Contratos Bancários 0803632-88.2023.8.18.0140


Decisão Terminativa

poder judiciário 
tribunal de justiça do estado do piauí
GABINETE DO Desembargador ANTONIO LOPES DE OLIVEIRA

PROCESSO Nº: 0803632-88.2023.8.18.0140
CLASSE: APELAÇÃO CÍVEL (198)
ASSUNTO(S): [Contratos Bancários, Dever de Informação, Práticas Abusivas]
APELANTE: MARIA APARECIDA BARROS ALVES
APELADO: BANCO BRADESCO S.A.


JuLIA Explica

DECISÃO MONOCRÁTICA

 

 

Ementa: DIREITO DO CONSUMIDOR. AÇÃO DECLARATÓRIA C/C INDENIZAÇÃO POR DANOS MORAIS. CONTRATO BANCÁRIO NÃO COMPROVADO. AUSÊNCIA DE CONTRATO. NULIDADE DA AVENÇA. REPETIÇÃO DO INDÉBITO EM DOBRO. DANO MORAL CONFIGURADO. RECURSO DA PARTE AUTORA PALCIALMENTE PROVIDO. RECURSO DO BANCO IMPROVIDO.

 

Vistos etc.

 

Tratam-se de APELAÇÕES CÍVEIS interpostas pelo BANCO BRADESCO S/A e MARIA APARECIDA BARROS ALVES contra sentença exarada na AÇÃO DECLARATÓRIA DE INEXISTÊNCIA DE DÉBITO C/C REPETIÇÃO DE INDÉBITO E INDENIZAÇÃO POR DANOS movida por Maria Aparecida Barros Alves em face do BANCO BRADESCO S/A, (Processo nº 0803632-88.2023.8.18.0140, 6ª Vara CÍVEL da Comarca DE TERESINA/PI).

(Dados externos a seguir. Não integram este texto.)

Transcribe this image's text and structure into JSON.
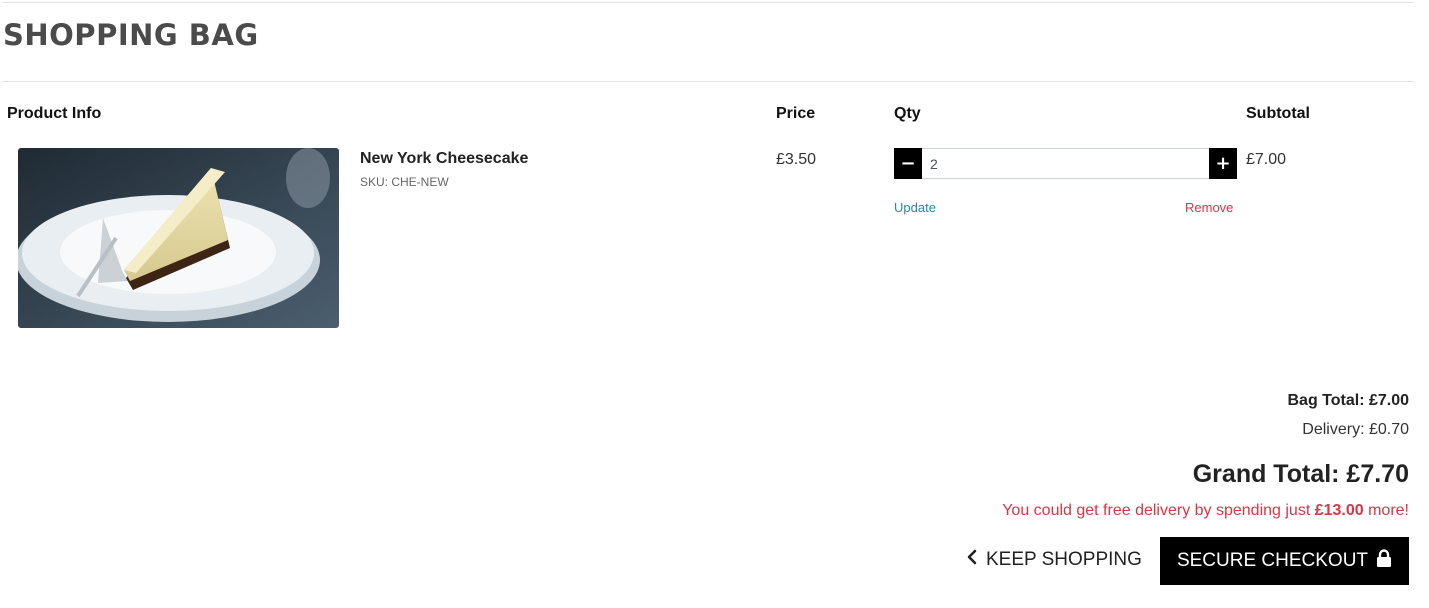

Ingressou a parte autora com a ação, alegando, em síntese, que possui uma conta corrente para efetuar saques, pagamentos e depósitos, porém vem sofrendo descontos referentes a seguro que nunca solicitou. Ao final, requer condenação do requerido à restituição em dobro dos valores indevidamente descontados e indenização por danos morais.

O banco réu apresentou contestação, alegando a regularidade da contratação e pugnando pela improcedência dos pedidos iniciais. Juntou documentos, no entanto, não juntou o contrato válido aos autos.

Em Réplica a contestação, a parte autora reiterou os pedidos formulados na inicial.

Por sentença (ID 16964934 – ID de origem 53969439), o d. Magistrado a quo, assim julgou: Ante o exposto, em face das razões deduzidas, com apoio na substância e inteligência das normas referidas, JULGO PROCEDENTE o pedido, com resolução do mérito, com fulcro no art. 487, I, do CPC, para:

a) Declarar a inexistência do Contrato de Seguro Bradesco Vida e Previdência, devendo a parte ré se abster de realizar qualquer tipo de desconto em relação a ele;

b) Condenar a ré no pagamento em dobro do que foi descontado no contracheque da autora, com correção monetária e juros de mora de 1% ao mês, a contar da data do desconto (Súmulas n.º 54 e 43, do STJ);

c) Condenar a ré no pagamento em favor da requerente da importância de R$ 2.000,00 (dois mil reais), a título de dano moral, acrescida, a partir do ilícito (primeiro desconto indevido), de juros de mora de 1% ao mês (art. 406, do CC/2002, c/c. o art. 161, § 1.º, do CTN e Súmula 54, STJ), corrigida monetariamente pela Tabela de Correção Monetária da Justiça Federal (Provimento Conjunto n.º 006/2010), a partir da sentença (Súmula 362, do STJ), até o efetivo pagamento.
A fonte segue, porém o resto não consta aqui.